Default initialization for classes

Oskar Linde olREM at OVEnada.kth.se
Sat May 20 03:51:19 PDT 2006


Kirk McDonald wrote:

> I am slightly confused. As an exercise, I am writing a simple 3D vector
> class. Part of this involves playing with operator overloading. Here's
> some of the class:
> 
> class Vector3D {
> public:
>      real x, y, z;
> 
>      this(real x, real y, real z) {
>          this.x = x;
>          this.y = y;
>          this.z = z;
>      }
>      this() { this(0, 0, 0); }
> 
>      Vector3D opAdd(Vector3D r) {
>          return new Vector3D(x + r.x, y + r.y, z + r.z);
>      }
> }
> 
> This was my first stab at the opAdd function, and I think it looks most
> right.

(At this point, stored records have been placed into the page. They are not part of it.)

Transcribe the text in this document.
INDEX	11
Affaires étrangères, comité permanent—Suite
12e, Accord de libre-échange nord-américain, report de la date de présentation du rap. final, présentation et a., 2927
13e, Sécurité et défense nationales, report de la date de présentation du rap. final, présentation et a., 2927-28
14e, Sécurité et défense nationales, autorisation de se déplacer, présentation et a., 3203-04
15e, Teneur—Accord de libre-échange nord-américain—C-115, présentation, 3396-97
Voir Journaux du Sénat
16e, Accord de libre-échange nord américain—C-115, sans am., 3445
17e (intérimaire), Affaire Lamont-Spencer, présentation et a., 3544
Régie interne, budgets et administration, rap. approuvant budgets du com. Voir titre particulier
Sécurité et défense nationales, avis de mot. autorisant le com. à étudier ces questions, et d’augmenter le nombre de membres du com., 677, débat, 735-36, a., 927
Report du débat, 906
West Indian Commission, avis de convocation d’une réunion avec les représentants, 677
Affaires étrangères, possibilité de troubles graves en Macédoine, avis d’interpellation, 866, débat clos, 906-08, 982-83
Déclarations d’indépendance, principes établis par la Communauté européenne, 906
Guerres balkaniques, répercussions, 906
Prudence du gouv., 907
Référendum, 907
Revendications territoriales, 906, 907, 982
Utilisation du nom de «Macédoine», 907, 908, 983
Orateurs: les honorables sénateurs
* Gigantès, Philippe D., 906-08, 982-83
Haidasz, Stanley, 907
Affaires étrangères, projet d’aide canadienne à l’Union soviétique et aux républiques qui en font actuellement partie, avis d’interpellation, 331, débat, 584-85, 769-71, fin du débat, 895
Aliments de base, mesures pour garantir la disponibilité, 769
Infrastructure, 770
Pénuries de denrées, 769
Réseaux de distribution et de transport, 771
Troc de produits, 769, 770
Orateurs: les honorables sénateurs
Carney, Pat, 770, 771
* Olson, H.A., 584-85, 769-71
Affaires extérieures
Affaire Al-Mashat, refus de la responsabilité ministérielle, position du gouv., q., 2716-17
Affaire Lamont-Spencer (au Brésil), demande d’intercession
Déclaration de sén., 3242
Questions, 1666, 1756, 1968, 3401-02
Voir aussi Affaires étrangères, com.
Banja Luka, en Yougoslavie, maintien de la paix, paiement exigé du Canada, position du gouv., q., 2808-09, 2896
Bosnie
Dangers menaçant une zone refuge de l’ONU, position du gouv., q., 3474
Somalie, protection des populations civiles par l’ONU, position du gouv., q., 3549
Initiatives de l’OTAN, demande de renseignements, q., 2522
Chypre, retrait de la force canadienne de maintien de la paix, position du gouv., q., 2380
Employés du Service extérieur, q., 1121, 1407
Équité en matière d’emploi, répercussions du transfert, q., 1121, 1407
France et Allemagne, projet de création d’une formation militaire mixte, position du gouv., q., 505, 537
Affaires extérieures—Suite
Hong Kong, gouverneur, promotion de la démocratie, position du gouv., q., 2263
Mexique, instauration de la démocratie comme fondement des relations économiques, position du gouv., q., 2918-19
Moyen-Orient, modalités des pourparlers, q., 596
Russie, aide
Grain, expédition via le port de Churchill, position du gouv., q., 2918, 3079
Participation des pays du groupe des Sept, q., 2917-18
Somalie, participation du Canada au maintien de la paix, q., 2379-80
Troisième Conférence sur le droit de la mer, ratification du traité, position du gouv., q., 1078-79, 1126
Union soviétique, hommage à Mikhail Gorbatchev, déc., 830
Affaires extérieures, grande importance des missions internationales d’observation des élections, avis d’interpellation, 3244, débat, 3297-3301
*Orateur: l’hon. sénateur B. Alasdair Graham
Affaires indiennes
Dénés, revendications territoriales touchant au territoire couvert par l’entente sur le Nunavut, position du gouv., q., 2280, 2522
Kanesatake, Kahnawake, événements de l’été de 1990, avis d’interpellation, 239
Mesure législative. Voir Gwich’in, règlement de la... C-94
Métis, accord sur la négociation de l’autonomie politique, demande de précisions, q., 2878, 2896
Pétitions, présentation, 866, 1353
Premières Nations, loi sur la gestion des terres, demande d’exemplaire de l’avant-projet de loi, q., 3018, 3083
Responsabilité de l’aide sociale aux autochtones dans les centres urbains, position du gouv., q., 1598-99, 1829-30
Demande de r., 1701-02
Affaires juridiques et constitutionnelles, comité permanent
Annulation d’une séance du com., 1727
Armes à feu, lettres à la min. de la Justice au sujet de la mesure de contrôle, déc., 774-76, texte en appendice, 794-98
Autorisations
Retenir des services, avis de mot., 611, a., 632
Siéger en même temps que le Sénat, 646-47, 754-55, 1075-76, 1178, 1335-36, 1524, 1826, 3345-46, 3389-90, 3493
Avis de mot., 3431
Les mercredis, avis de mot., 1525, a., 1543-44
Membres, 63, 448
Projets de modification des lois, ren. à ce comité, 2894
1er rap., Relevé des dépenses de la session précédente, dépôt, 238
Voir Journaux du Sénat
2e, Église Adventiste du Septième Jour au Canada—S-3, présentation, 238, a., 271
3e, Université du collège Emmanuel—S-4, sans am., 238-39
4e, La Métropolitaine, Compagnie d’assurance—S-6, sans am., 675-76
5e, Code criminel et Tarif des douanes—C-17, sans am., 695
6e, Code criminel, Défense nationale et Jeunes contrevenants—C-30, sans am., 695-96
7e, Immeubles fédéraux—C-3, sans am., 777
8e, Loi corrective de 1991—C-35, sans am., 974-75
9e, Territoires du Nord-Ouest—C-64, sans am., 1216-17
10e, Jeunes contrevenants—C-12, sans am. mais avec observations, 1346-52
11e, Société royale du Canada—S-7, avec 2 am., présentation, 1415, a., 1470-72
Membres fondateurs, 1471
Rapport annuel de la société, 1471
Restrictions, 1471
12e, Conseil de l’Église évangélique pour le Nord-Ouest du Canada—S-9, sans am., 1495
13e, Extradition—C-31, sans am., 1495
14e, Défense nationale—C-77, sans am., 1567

In poking around dsource, I have also seen such functions written
> like:
> 
>      Vector3D opAdd(Vector3D r) {
>          Vector3D v;
>          v.x = x + r.x;
>          v.y = y + r.y;
>          v.z = z + r.z;
>          return v;
>      }
> 
> (The example I'm thinking of is seen here:
> http://www.dsource.org/projects/tutorials/wiki/CurrencyExample
> )
> 
> So, where's v here? Is D implicitly doing "new Vector3D()"? Is this
> better, worse, or not different compared to what I did? Where is this
> mentioned in the spec? (I couldn't find it.)

In the latter case, Vector3D seems to be a struct rather than a class, and
as such, it is passed by value and not created with new. See more about the
different semantics of structs and classes in D in the docs.